Arista Networks, Inc. NYSE:ANET wiped out $15 billion in market cap after insiders announced plans to sell. The sales put the stock’s premium in the spotlight. New York, July 15, 2026, 14:06 EDT
Arista Networks slipped 6.6% Wednesday afternoon, wiping out about $15.4 billion in market value at the lows. CEO Jayshree Ullal disclosed $43.9 million in stock sales on July 10 from family and children’s trusts, according to a Tuesday filing. The sales were done under a prearranged plan.

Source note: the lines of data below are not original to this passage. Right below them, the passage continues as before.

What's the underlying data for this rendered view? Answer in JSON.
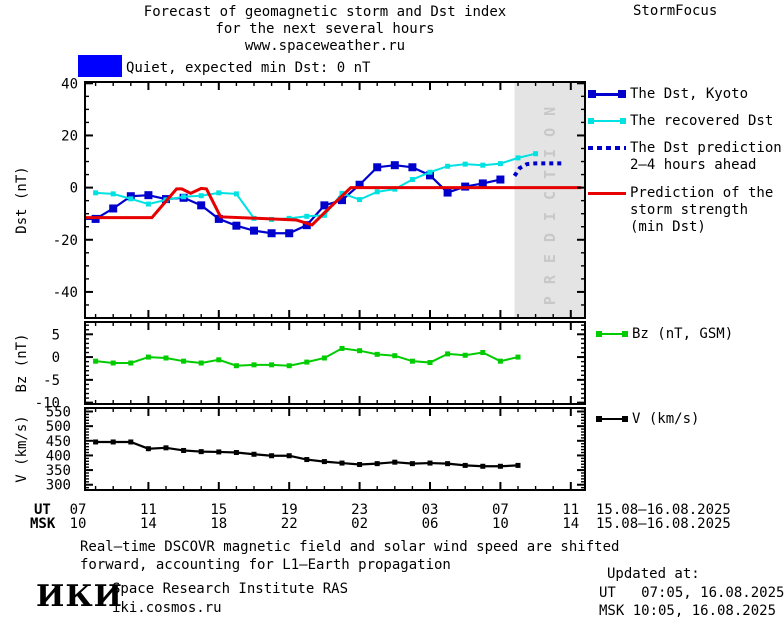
{
  "header": {
    "title_line1": "Forecast of geomagnetic storm and Dst index",
    "title_line2": "for the next several hours",
    "title_line3": "www.spaceweather.ru",
    "brand": "StormFocus"
  },
  "status": {
    "label": "Quiet, expected min Dst: 0 nT"
  },
  "colors": {
    "quiet_box": "#0000ff",
    "kyoto": "#0000cd",
    "recovered": "#00e2e2",
    "prediction": "#0000cd",
    "storm_red": "#e60000",
    "bz_green": "#00cc00",
    "v_black": "#000000",
    "band": "#e4e4e4",
    "band_text": "#c8c8c8",
    "axis": "#000000"
  },
  "legend_main": {
    "kyoto": "The Dst, Kyoto",
    "recovered": "The recovered Dst",
    "prediction_l1": "The Dst prediction",
    "prediction_l2": "2–4 hours ahead",
    "storm_l1": "Prediction of the",
    "storm_l2": "storm strength",
    "storm_l3": "(min Dst)"
  },
  "legend_bz": "Bz (nT, GSM)",
  "legend_v": "V (km/s)",
  "prediction_band": {
    "label": "PREDICTION",
    "start_hour": 24.8,
    "end_hour": 28.4
  },
  "xaxis": {
    "ut_label": "UT",
    "msk_label": "MSK",
    "tick_hours": [
      0,
      4,
      8,
      12,
      16,
      20,
      24,
      28
    ],
    "ut_hours": [
      "07",
      "11",
      "15",
      "19",
      "23",
      "03",
      "07",
      "11"
    ],
    "msk_hours": [
      "10",
      "14",
      "18",
      "22",
      "02",
      "06",
      "10",
      "14"
    ],
    "date_range": "15.08–16.08.2025"
  },
  "chart_data": [
    {
      "type": "line",
      "name": "dst",
      "ylabel": "Dst (nT)",
      "ylim": [
        -50,
        40.5
      ],
      "yticks": [
        40,
        20,
        0,
        -20,
        -40
      ],
      "yminor": 5,
      "series": [
        {
          "name": "The Dst, Kyoto",
          "color": "kyoto",
          "marker": 8,
          "width": 2.2,
          "h": [
            0,
            1,
            2,
            3,
            4,
            5,
            6,
            7,
            8,
            9,
            10,
            11,
            12,
            13,
            14,
            15,
            16,
            17,
            18,
            19,
            20,
            21,
            22,
            23,
            24
          ],
          "v": [
            -12,
            -12,
            -8,
            -3.3,
            -2.9,
            -4.4,
            -3.9,
            -6.8,
            -12,
            -14.6,
            -16.5,
            -17.5,
            -17.5,
            -14.4,
            -6.8,
            -4.8,
            1.1,
            7.8,
            8.6,
            7.8,
            4.7,
            -1.9,
            0.4,
            1.6,
            3.1
          ]
        },
        {
          "name": "The recovered Dst",
          "color": "recovered",
          "marker": 5,
          "width": 2,
          "h": [
            1,
            2,
            3,
            4,
            5,
            6,
            7,
            8,
            9,
            10,
            11,
            12,
            13,
            14,
            15,
            16,
            17,
            18,
            19,
            20,
            21,
            22,
            23,
            24,
            25,
            26
          ],
          "v": [
            -2,
            -2.4,
            -4.3,
            -6.3,
            -4.7,
            -3.5,
            -3.1,
            -2,
            -2.4,
            -11.8,
            -12.2,
            -11.8,
            -11,
            -10.6,
            -2.2,
            -4.6,
            -1.6,
            -0.6,
            3.1,
            5.9,
            8.2,
            9,
            8.6,
            9.2,
            11.4,
            13
          ]
        },
        {
          "name": "The Dst prediction 2–4 hours ahead",
          "color": "prediction",
          "style": "dotted",
          "width": 4,
          "h": [
            24.8,
            25.1,
            25.5,
            26,
            26.5,
            27,
            27.5
          ],
          "v": [
            4.5,
            7.5,
            9,
            9.3,
            9.3,
            9.3,
            9.3
          ]
        },
        {
          "name": "Prediction of the storm strength (min Dst)",
          "color": "storm_red",
          "width": 3,
          "h": [
            0,
            4.2,
            5.6,
            5.9,
            6.4,
            7,
            7.3,
            8.1,
            10.3,
            12.4,
            13.3,
            14.1,
            15.5,
            28.6
          ],
          "v": [
            -11.5,
            -11.5,
            -0.5,
            -0.5,
            -2.2,
            -0.3,
            -0.5,
            -11.2,
            -11.8,
            -12.4,
            -14.3,
            -9,
            0,
            0
          ]
        }
      ]
    },
    {
      "type": "line",
      "name": "bz",
      "ylabel": "Bz (nT)",
      "legend": "Bz (nT, GSM)",
      "ylim": [
        -10.3,
        7.7
      ],
      "yticks": [
        5,
        0,
        -5,
        -10
      ],
      "yminor": 1,
      "series": [
        {
          "name": "Bz (nT, GSM)",
          "color": "bz_green",
          "marker": 5,
          "width": 2,
          "h": [
            1,
            2,
            3,
            4,
            5,
            6,
            7,
            8,
            9,
            10,
            11,
            12,
            13,
            14,
            15,
            16,
            17,
            18,
            19,
            20,
            21,
            22,
            23,
            24,
            25
          ],
          "v": [
            -0.9,
            -1.3,
            -1.3,
            0,
            -0.2,
            -0.9,
            -1.3,
            -0.6,
            -1.9,
            -1.7,
            -1.7,
            -1.9,
            -1.1,
            -0.2,
            1.9,
            1.4,
            0.6,
            0.3,
            -0.9,
            -1.2,
            0.7,
            0.4,
            1,
            -0.9,
            0
          ]
        }
      ]
    },
    {
      "type": "line",
      "name": "v",
      "ylabel": "V (km/s)",
      "legend": "V (km/s)",
      "ylim": [
        282,
        562
      ],
      "yticks": [
        550,
        500,
        450,
        400,
        350,
        300
      ],
      "yminor": 10,
      "series": [
        {
          "name": "V (km/s)",
          "color": "v_black",
          "marker": 5,
          "width": 2.2,
          "h": [
            1,
            2,
            3,
            4,
            5,
            6,
            7,
            8,
            9,
            10,
            11,
            12,
            13,
            14,
            15,
            16,
            17,
            18,
            19,
            20,
            21,
            22,
            23,
            24,
            25
          ],
          "v": [
            446,
            446,
            446,
            423,
            426,
            417,
            413,
            412,
            410,
            404,
            399,
            399,
            386,
            379,
            374,
            369,
            372,
            377,
            372,
            374,
            372,
            366,
            363,
            363,
            366
          ]
        }
      ]
    }
  ],
  "footer": {
    "note_line1": "Real–time DSCOVR magnetic field and solar wind speed are shifted",
    "note_line2": "forward, accounting for L1–Earth propagation",
    "logo": "ИКИ",
    "institute": "Space Research Institute RAS",
    "website": "iki.cosmos.ru",
    "updated_label": "Updated at:",
    "updated_ut": "UT   07:05, 16.08.2025",
    "updated_msk": "MSK 10:05, 16.08.2025"
  }
}
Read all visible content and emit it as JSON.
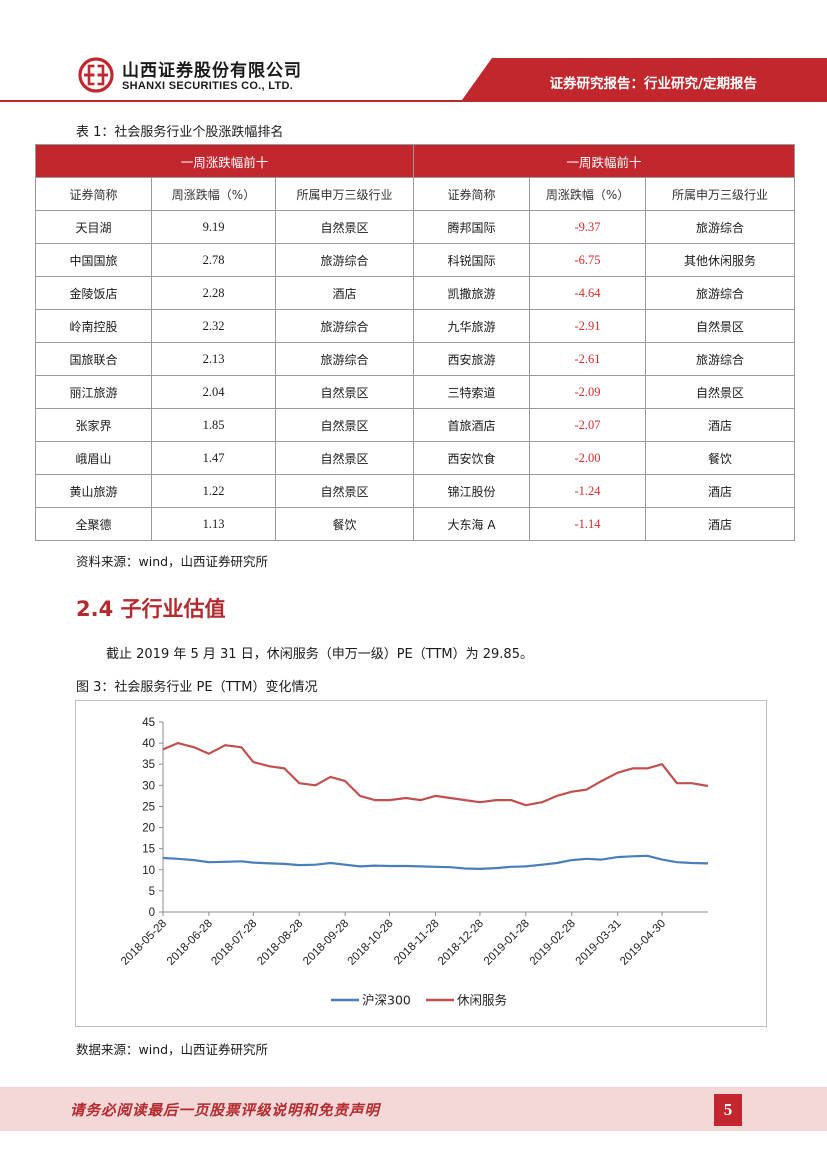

The new filing brings the total sold by Ullal, 10% holder Andreas Bechtolsheim and director Charles Giancarlo this month to 985,000 shares, or $172.6 million. Shares lost about 89 times that amount in market value on Wednesday. The stock finished at $170.50, down 2.7% from the group’s weighted-average sale price of $175.23. That’s a lot of cash for the insiders, but only a small slice for a company with a $217 billion market cap.
Arista is set to release Q2 results Aug. 4, less than three weeks out. At 57.5x trailing earnings, every 1% move in the stock shifts its market cap by about $2.2 billion. That means even small changes in margin views can overshadow the impact from recent insider trades. It’s the valuation that’s driving the story, not the volume of SEC filings.
No new bearish calls from the management in these filings. All the trades went through existing Rule 10b5-1 plans. Ullal’s plan was set last November for 2025, Bechtolsheim’s dates to February 2026, Giancarlo’s is for June 2025. Ullal’s latest sales averaged $187.18, roughly 8.9% above the stock’s last quote on Wednesday.
Looking at each filing, the numbers stack up like this. Proceeds are based on the weighted-average prices in every filing.
| Insider | Reported role | Trade dates | Shares sold | Proceeds | Average price |
|---|---|---|---|---|---|
| Jayshree Ullal | CEO and chair | July 9-10 | 477,000 | $89.52 million | $187.68 |
| Andreas Bechtolsheim | 10% owner | July 1-2 | 500,000 | $81.74 million | $163.48 |
| Charles Giancarlo | Director | July 1 | 8,000 | $1.34 million | $167.06 |
| Total | 985,000 | $172.60 million | $175.23 |
Arista’s earnings multiple is still around 55% higher than Cisco Systems NASDAQ:CSCO and 80% above NVIDIA Corp. NASDAQ:NVDA, even after the drop. The companies don’t run the same business, but the gap suggests the market is still pricing in strong growth for Arista. Latest quotes as of about 13:51 EDT:
| Company | Share price | Intraday move | Trailing P/E | Market value |
|---|---|---|---|---|
| Arista Networks NYSE:ANET | $170.50 | down 6.6% | 57.5 times | $217.0 billion |
| Cisco Systems NASDAQ:CSCO | $112.00 | off 4.4% | 37.2 times | $445.8 billion |
| NVIDIA Corp. NASDAQ:NVDA | $209.45 | fell 1.1% | 31.9 times | $5.11 trillion |
The premium still has its backers. TD Cowen’s Sean O’Loughlin bumped his price target to $210 from $200 this week and stuck with a Buy. He told The Fly sector fundamentals “remain firm.” That target is about 23% above the $170.50 level. O’Loughlin pointed to new artificial-intelligence launches in the second half as a key driver for the stock. TipRanks
First-quarter numbers give bulls a reason to stay long. Revenue was up 35.1% at $2.709 billion. The adjusted operating margin, stripping out certain items, stayed at 47.8%. Arista is looking for second-quarter revenue of around $2.8 billion, aiming for a 46%-47% adjusted operating margin, and adjusted earnings close to $0.88 per share.
But the supply chain comes with a big financial load. Arista reported $8.9 billion in non-cancellable purchase obligations as of March 31, or about 72% of its cash and marketable securities. $7.6 billion is due inside a year. Gross margin dropped to 61.9% from 63.7% a year ago. The company said high obligations and changes in demand could mean excess or obsolete stock. CFO Chantelle Breithaupt said in May that macro and supply chain conditions “remain dynamic.” SEC
August 4 shapes up as a key check on whether Wednesday’s reset was enough to clear the premium. If Arista meets the $2.8 billion revenue goal and margins hold steady, TD Cowen’s call still works. But if the company misses or its inventory risk grows, it gets tougher to justify the gap to Cisco and NVIDIA.